Saudis reducing oil exports to comply with OPEC+ output cuts

Sharon Cho, Tsuyoshi Inajima, Serene Cheong and Anthony Di Paola May 14, 2020

Reading time: 3 minutes 30 seconds

SINGAPORE (Bloomberg) --Saudi Arabia will trim oil shipments to the prized Asian market in June and cut exports even more aggressively to Europe and the U.S., in a possible sop to President Donald Trump and hard-pressed American shale producers.

OPEC’s biggest member is seeking to shore up a tentative recovery in crude markets after the coronavirus crushed energy demand and sparked the oil industry’s worst crisis in decades. The Saudis are voluntarily reducing supply to the lowest level in 18 years as they lead a global effort to drain a glut that has dragged down prices by more than half this year.

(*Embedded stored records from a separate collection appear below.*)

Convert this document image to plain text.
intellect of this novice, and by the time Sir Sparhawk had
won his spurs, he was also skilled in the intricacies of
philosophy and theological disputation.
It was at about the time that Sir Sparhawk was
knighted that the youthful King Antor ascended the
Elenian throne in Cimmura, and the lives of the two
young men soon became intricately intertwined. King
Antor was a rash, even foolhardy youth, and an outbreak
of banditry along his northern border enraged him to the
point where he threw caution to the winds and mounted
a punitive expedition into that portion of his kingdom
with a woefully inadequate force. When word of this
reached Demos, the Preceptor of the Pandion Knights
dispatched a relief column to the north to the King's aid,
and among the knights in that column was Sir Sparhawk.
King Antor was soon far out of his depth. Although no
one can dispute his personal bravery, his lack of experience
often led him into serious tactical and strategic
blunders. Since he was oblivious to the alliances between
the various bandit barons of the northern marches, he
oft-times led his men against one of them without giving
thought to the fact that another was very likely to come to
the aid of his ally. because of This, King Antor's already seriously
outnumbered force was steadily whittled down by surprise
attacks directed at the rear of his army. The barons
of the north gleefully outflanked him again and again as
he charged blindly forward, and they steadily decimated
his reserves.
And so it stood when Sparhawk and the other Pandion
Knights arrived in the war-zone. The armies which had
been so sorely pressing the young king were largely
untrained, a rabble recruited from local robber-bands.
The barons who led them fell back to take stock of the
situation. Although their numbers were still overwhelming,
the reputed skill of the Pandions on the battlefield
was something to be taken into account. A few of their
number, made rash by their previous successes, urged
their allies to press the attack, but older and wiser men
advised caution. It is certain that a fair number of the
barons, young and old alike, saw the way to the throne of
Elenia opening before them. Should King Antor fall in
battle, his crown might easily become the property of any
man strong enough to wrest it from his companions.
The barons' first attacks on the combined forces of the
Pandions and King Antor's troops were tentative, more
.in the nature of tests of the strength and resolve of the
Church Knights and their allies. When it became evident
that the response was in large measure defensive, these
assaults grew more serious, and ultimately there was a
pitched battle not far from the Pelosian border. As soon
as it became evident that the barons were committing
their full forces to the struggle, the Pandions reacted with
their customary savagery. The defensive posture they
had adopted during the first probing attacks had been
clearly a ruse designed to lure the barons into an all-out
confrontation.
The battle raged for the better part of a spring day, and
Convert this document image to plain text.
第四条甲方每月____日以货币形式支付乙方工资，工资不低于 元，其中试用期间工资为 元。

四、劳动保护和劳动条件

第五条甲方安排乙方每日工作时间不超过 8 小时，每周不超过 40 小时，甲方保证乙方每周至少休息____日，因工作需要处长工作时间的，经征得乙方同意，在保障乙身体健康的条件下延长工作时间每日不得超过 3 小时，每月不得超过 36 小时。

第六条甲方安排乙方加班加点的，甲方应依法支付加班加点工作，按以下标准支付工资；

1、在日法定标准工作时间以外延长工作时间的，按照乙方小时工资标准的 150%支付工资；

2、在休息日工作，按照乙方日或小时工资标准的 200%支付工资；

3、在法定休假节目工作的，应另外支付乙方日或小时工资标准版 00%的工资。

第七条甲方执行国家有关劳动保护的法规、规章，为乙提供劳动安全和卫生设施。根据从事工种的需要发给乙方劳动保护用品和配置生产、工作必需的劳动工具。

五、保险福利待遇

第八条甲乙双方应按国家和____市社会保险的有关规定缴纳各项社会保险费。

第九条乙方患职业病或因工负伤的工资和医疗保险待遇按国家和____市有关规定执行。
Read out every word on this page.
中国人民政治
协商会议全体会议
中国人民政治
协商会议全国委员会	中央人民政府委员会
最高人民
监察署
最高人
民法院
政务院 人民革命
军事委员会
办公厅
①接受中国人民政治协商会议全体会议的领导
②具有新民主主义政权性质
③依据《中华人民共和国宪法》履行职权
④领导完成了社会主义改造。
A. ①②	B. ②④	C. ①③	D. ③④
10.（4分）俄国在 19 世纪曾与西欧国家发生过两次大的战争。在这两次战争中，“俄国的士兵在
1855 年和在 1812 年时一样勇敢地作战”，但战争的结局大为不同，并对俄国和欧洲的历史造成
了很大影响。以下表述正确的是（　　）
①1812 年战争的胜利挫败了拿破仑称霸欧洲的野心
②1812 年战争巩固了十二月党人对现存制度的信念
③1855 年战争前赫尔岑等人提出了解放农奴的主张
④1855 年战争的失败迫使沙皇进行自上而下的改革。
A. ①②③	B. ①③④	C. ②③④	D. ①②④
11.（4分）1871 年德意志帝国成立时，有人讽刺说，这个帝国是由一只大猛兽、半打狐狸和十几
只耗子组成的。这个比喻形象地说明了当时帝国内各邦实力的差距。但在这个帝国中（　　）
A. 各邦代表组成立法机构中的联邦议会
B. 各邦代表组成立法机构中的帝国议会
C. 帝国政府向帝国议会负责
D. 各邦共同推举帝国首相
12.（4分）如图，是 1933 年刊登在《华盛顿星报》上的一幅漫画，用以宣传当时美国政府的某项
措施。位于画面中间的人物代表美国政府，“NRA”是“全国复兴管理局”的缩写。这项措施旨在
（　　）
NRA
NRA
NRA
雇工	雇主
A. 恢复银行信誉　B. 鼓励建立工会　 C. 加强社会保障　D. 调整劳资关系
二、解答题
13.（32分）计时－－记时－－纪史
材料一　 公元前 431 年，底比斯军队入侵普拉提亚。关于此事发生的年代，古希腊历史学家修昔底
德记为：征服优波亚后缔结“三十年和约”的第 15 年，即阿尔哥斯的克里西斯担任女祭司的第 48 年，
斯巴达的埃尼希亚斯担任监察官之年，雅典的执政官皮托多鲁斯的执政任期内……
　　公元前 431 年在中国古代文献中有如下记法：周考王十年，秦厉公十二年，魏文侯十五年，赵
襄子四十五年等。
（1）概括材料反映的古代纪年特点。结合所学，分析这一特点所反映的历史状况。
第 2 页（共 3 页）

State-producer Saudi Aramco will cut June exports to at least a dozen Asian customers, according to traders notified by the company. Aramco plans even deeper reductions in the amount of crude it will send to the U.S. and Europe, according to people with knowledge of the situation.

“It’s politically important to the U.S. and to Trump” that the Saudis will be sending less oil to the Atlantic Basin, said Olivier Jakob, managing director at consultant Petromatrix GmbH in Zug, Switzerland. “It’s also a gesture toward the Russians that the Saudis aren’t looking to crash the European market.”

Aramco media officials declined to comment. The people with knowledge asked not to be identified because the information is private.

Eight of the 12 refiners in Asia that had their supplies cut said the reductions were substantial, with curtailments of 20%-30% or more from contracted amounts. Most of the larger cuts were among buyers in China and India, and some of them said they were in talks with Aramco to try and get more crude. Three other regional buyers received what they asked for.

The world’s largest oil exporter will go even further, however, in curbing shipments to the U.S. and Europe, where buyers will receive only about half of the volumes they normally purchase, according to the people. Some buyers may see purchases slashed by as much 70%, the people said.

The reduction in sales to the U.S. may benefit Trump, who is keen to protect jobs in the American oil industry during an election year. The president has threatened to impose tariffs on Saudi crude imports, and he helped orchestrate last month’s output-cuts agreement between the Organization of Petroleum Exporting Countries and allies such as Russia.

Trump said this week crude prices were rising thanks to Saudi supply reductions. “Our great Energy Companies, with millions of JOBS, are starting to look very good again,” he said on Twitter.

Days after Trump spoke last week with Saudi Arabia’s King Salman, the monarchy announced it would voluntarily cut 1 million barrels of daily production. That’s on top of cuts the Saudis already pledged to make under the OPEC+ accord.

Iraq, OPEC’s second-biggest producer, is also curbing supplies to Asia. The group’s third- and fourth-largest members, the United Arab Emirates and Kuwait, said they would make additional output cuts beyond what they promised OPEC.